3. Plasma oxytocin, early predictor of transient postoperative arginine vasopressin deficiency.

70.5Level IIICohort
The Journal of clinical endocrinology and metabolism · 2026PMID: 42417428

In 74 consecutive TPS patients, those who developed postoperative AVP deficiency had significantly lower plasma oxytocin both preoperatively and on day 1, whereas copeptin differed only postoperatively. A preoperative oxytocin cutoff of 69 pg/mL (sensitivity 90%, specificity 66%, AUC 0.76) predicted AVP-D, outperforming copeptin.

Impact: This head-to-head biomarker study provides the first evidence that preoperative oxytocin predicts postoperative AVP deficiency better than copeptin, offering a practical tool to triage monitoring and management after pituitary surgery.

Clinical Implications: Preoperative oxytocin could inform perioperative planning (e.g., closer sodium/urine output monitoring, early desmopressin availability) for patients at high AVP-D risk following TPS.

Key Findings

  • Patients who developed AVP-D had significantly lower oxytocin levels preoperatively and on postoperative day 1; copeptin differed only postoperatively.
  • A preoperative oxytocin cutoff of 69 pg/mL predicted AVP-D with sensitivity 90%, specificity 66%, and AUC 0.76 (p=0.0089).
  • At 3 months, oxytocin remained lower in AVP-D patients, whereas copeptin did not differ.

Methodological Strengths

  • Direct head-to-head comparison of oxytocin and copeptin with serial perioperative measurements
  • Defined diagnostic cutoffs with ROC analysis and sensitivity/specificity reporting

Limitations

  • Single-center study with a modest sample size (n=74), limiting generalizability
  • Lack of external validation and potential assay variability across laboratories

Future Directions: Multicenter validation of oxytocin thresholds, assay standardization, and integration into perioperative pathways to test impact on clinical outcomes.
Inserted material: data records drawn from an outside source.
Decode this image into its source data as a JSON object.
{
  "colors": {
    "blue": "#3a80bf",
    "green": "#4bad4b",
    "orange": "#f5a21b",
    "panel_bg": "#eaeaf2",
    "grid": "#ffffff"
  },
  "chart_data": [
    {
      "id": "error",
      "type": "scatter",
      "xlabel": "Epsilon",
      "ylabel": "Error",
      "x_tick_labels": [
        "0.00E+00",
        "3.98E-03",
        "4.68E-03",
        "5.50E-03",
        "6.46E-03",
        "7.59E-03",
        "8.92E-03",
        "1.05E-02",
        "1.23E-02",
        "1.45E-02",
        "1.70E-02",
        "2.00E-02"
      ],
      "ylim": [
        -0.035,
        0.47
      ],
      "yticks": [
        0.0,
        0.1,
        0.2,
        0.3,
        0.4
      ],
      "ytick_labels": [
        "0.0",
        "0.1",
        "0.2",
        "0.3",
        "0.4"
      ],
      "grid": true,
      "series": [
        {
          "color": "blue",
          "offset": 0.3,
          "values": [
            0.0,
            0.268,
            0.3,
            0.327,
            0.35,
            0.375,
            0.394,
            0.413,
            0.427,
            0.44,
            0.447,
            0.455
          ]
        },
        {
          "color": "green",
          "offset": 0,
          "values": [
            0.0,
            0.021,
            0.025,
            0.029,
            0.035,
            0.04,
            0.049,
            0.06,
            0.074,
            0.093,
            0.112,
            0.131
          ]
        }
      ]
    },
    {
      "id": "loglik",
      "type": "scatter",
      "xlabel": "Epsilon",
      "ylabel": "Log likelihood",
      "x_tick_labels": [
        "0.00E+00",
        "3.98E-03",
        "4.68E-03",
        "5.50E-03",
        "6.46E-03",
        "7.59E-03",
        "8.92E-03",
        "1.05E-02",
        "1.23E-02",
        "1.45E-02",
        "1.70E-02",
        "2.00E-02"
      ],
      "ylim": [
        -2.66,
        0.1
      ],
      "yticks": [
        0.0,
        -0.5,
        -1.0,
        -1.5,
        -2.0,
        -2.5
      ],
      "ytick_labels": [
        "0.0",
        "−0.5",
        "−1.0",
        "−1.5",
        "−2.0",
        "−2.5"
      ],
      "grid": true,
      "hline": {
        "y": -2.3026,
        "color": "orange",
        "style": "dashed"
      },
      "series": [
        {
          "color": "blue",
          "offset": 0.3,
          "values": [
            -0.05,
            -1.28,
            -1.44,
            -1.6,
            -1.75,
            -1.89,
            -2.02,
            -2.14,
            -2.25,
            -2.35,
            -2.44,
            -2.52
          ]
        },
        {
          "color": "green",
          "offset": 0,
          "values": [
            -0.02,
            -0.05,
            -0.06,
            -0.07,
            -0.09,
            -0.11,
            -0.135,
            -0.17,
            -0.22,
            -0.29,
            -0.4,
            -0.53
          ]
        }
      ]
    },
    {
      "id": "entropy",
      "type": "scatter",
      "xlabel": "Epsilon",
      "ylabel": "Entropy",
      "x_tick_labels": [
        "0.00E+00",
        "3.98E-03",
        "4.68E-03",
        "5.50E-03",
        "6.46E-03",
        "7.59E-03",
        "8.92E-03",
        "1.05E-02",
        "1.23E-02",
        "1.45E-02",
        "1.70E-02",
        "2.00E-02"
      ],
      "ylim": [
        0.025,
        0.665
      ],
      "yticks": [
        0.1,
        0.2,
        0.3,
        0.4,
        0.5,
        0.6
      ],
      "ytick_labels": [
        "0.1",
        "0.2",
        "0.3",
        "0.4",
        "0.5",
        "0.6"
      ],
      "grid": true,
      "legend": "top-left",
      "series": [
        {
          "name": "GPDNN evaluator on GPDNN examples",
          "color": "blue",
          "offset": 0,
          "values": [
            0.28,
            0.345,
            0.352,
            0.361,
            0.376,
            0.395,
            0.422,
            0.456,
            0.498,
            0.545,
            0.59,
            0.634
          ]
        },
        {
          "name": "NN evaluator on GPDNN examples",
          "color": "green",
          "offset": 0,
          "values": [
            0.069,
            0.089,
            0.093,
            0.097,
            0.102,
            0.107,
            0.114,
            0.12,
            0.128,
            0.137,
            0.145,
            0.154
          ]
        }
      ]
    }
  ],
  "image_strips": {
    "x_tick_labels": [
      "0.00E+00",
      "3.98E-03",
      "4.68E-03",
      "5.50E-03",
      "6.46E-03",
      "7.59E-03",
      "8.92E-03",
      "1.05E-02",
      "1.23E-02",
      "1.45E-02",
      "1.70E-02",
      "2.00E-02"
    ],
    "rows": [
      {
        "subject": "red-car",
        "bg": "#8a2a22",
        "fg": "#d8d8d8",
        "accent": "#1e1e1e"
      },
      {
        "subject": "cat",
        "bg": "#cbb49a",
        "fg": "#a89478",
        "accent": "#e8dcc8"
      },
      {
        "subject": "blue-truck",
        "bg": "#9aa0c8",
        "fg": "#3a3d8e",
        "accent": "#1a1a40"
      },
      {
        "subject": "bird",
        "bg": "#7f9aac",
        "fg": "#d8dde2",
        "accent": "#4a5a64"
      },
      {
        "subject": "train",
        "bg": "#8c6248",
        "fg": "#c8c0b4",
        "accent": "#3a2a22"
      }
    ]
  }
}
CONTEXT: Arginine vasopressin deficiency (AVP-D) is a well-known complication of transsphenoidal pituitary surgery (TPS) that is difficult to predict due to the lack of specific biomarkers. While oxytocin (OXT) and copeptin were previously suggested as possible biomarkers, there is, to date, no study that compared those two markers in the prediction of post-TPS AVP-D. OBJECTIVES: To compare plasma OXT and copeptin levels among patients operated by TPS presenting with AVP-D and those remaining normonatremic. To establish OXT and copeptin cutoff values for the prediction of post-TPS AVP-D. DESIGN AND PATIENTS: Both OXT and copeptin levels in the blood of 74 consecutive patients subjected to TPS were measured. OXT and copeptin values were then compared between patients developing AVP-D and patients remaining normonatremic. SETTING: Neurosurgical department of a University Hospital. MAIN OUTCOME MEASURES: Blood levels of copeptin and OXT were measured before, one day after and 3 months after TPS. RESULTS: Patients developing AVP-D showed significantly lower levels of OXT in blood, both before and immediately after TPS, and significantly lower levels of copeptin only after TPS. We identified a preoperative cutoff value for OXT of 69 pg/ml (sensitivity: 90% ; specificity: 66% ; AUC: 0.76+/-0.06 (p = 0.0089)) for the prediction of AVP-D. No such significant cutoff values were identified for preoperative copeptin. Of note, OXT, but not copeptin, levels were still significantly lower at 3 months after TPS in AVP-D patients. CONCLUSIONS: These results show for the first time that OXT is superior to copeptin for the preoperative prediction of postoperative AVP-D, acting as a preoperative marker of posterior "pituitary reserve".